Von Frederic Schnatterer | junge Welt vom 23.11.2021

Es war schon spät in der Nacht, als Venezuelas Präsident Nicolás Maduro im Präsidentenpalast Miraflores vor die Presse trat. »Der Chavismus und der Bolivarismus des 21. Jahrhunderts sind real, und wir sind eine entscheidende Kraft in der Geschichte des venezolanischen Volkes«, erklärte der Staatschef am frühen Montag morgen vor der Presse.

Kurz vor Mitternacht hatte der Nationale Wahlrat (CNE) die ersten Ergebnisse der Regionalwahlen vom Sonntag bekanntgegeben. Nach Auszählung von 90,21 Prozent der abgegebenen Stimmen für die Gouverneurswahlen konnte die Regierungspartei PSUV 20 von 23 Staaten des Landes sowie die Hauptstadt Caracas für sich gewinnen. Die rechte Opposition, die zum ersten Mal seit 2015 an einer Abstimmung teilgenommen hatte, holte drei Gouverneursämter: Die Regierungschefs von Zulia und Cojedes stellt zukünftig die rechte Mesa de la Unidad Democrática (MUD), in Nueva Esparta gewann die Fuerza Vecinal.

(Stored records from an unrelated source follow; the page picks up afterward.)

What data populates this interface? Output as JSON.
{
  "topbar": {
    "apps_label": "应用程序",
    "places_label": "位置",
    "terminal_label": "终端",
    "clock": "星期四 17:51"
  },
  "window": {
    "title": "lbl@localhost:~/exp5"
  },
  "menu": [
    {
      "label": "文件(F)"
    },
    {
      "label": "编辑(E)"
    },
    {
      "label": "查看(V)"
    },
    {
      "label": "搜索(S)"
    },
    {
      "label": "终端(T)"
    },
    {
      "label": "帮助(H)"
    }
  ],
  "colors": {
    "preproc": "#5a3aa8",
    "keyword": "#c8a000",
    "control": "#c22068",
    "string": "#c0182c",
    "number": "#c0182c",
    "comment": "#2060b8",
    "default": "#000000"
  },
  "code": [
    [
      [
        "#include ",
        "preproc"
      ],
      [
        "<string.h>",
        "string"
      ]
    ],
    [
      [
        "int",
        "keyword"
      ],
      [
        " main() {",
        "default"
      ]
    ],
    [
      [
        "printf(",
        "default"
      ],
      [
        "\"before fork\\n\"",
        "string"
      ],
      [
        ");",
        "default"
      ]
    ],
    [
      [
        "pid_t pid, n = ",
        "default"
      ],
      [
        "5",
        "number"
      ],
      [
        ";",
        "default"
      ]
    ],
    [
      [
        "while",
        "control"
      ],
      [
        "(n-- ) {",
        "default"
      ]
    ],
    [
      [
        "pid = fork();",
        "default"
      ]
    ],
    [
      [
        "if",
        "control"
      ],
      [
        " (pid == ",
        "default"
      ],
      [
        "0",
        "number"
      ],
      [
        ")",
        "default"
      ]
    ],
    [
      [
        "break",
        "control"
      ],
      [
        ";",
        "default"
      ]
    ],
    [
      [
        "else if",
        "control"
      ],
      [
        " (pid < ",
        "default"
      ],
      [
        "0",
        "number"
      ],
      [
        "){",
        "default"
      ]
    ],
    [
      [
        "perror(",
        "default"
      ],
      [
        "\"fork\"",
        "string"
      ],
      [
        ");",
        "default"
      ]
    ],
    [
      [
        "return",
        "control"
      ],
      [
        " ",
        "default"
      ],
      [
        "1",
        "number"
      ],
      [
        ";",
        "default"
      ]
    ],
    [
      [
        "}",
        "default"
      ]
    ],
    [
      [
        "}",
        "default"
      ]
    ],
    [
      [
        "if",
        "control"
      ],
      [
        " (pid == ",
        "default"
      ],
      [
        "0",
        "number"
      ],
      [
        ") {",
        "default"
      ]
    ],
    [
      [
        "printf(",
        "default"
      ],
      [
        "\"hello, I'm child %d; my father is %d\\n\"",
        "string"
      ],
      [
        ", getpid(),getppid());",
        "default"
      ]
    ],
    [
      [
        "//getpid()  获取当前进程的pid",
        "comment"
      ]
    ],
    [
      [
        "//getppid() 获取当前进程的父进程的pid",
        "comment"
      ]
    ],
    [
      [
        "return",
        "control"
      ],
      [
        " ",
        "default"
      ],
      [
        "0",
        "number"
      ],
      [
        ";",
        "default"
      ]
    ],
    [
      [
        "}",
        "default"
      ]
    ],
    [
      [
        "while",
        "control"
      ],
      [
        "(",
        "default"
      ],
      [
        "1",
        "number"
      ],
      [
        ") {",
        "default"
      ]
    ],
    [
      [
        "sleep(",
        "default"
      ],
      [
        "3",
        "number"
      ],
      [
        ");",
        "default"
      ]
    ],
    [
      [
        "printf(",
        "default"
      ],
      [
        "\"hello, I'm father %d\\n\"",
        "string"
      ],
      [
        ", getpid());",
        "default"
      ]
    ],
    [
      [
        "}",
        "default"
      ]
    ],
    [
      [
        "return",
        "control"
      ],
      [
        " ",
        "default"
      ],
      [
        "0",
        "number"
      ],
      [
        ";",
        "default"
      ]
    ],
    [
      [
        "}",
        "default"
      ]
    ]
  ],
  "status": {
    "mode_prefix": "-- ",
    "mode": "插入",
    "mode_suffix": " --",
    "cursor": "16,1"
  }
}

Sowohl Politiker der Regierungskoalition Großer Patriotischer Pol als auch Kommentatoren in den Medien hoben noch in der Nacht die Erfolge der PSUV in den Bundesstaaten Mérida und Táchira hervor, zwei traditionellen Hochburgen der Rechten. Miranda und Lara konnte die Regierungspartei sogar von der Opposition zurückgewinnen. Das schlussendlich doch enttäuschende Abschneiden gerade der von Washington unterstützten MUD dürfte sich vor allem daraus erklären, dass die Rechtsopposition in vielen Regionen sowie Städten mit unterschiedlichen Listen angetreten war, so dass ihre Kandidaten gegeneinander antraten.

Wie der CNE-Vorsitzende Pedro Calzadilla am späten Sonntag abend ebenfalls bekanntgab, beteiligten sich 41,8 Prozent der registrierten Wähler an der Abstimmung. Das bedeutet im Vergleich zu den Parlamentswahlen vom Dezember 2020 einen Anstieg der Beteiligung um mehr als zehn Prozentpunkte.

Begleitet wurden die Wahlen von Hunderten internationalen Beobachtern, darunter UN-Mitarbeiter sowie das erste Mal seit 2006 Vertreter der EU. Diese wollen ihren vorläufigen Bericht zur Abstimmung an diesem Dienstag vorstellen.